After all, I was known for, in the words of Louise Gluck my ‘famous ironic detachment” my classic insistence on distance.
Calling guys I’d merely danced with and disrobed for wasn’t really my style.
I had always been skeptical of never-ending romances, the Disney cartoon cutouts of savior men and damsels in distress, obligation Valentine’s Days and the limiting gaze of a watching boyfriend.
Instead of investing myself in a relationship, I was a big self-promoter, a self-satisfier, a harlotesque hedonist type. After all, I had taken my cues from long-time Playboy sex columnist Cynthia Heimel, who famously quipped, ‘A woman needs a man like a fish needs a bicycle,” insisting her female readership seriously reconsider their presupposed want for a man.
Having read Heimel since I was essentially a preteen, I had always identified with her strong sense of self-preservation.
She was known for her soul-slicing witticisms and questionable drug advice, her hilarious interpretations of dating protocol and last but not least, her bruising ability to move on.
She often wrote about her idealistic love for dark and sultry cowboys but, when confronted with close imitations, she often seemed unimpressed, more content to simmer in her singularity than label herself someone’s girlfriend.
To me, Heimel always epitomized the elusive catch.
Adopting many of Heimel’s self-projecting values, ignoring the worried faces of my more happily partnered friends, I often ignored my feelings about one suitor or another, deciding instead to greedily absorb the sex and not ask questions.
Luckily, many lovers didn’t mind my hands-on, heart-off approach, but it had become increasingly evident to me in my post-Douche bag enlightenment that something critical was missing in my love life.
Begrudgingly, hesitatingly, anxiously, I admitted: Maybe I was missing love.
Last Thursday, while ruminating on this revelation, splitting smuggled drinks between my friends and undoubtedly heating up the lip gloss I carried in my cleavage, a chiseled-cheeked, scruffy-faced 26-year-old sidled my direction and innocuously asked me to dance.
Several dirty dances and scintillating lip-locks later, I knew there was something really compelling here.
There was something so promising about my night with Scotty. Something so electrically, not simply sexually, connected about it, I knew I couldn’t waste my time flopping in confusion, unsure whether to put my heart out on the line, passively crossing my fingers and my ankles until my dashing Disney prince made the first move. I was going to jump in, headfirst, heart-first, and see where the water took me, even if that meant a terrifying travel downstream.

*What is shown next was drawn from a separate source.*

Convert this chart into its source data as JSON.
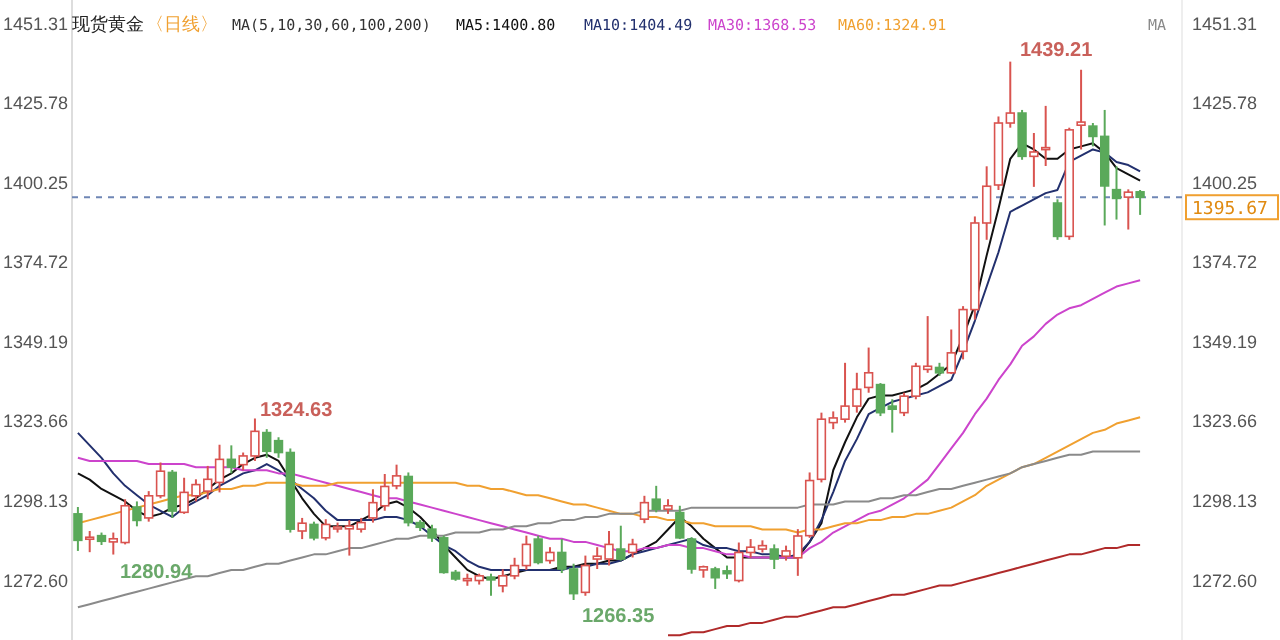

So came the daunting task of calling him, asking him to dinner, hoping the conversation promised more than an itch-scratching round two, wide-eyed waiting for more.
As Shivani wisely pointed out, I’ve got three hours wait time till it’s a certifiable booty call and five till it’s certifiably not happening, and I’m thinking positive, for all the good that does me.
Despite what Heimel says, and for all my escapist fantasies, even I know that sometimes it ain’t so bad to be caught.
Titus is a member of the class of 2011.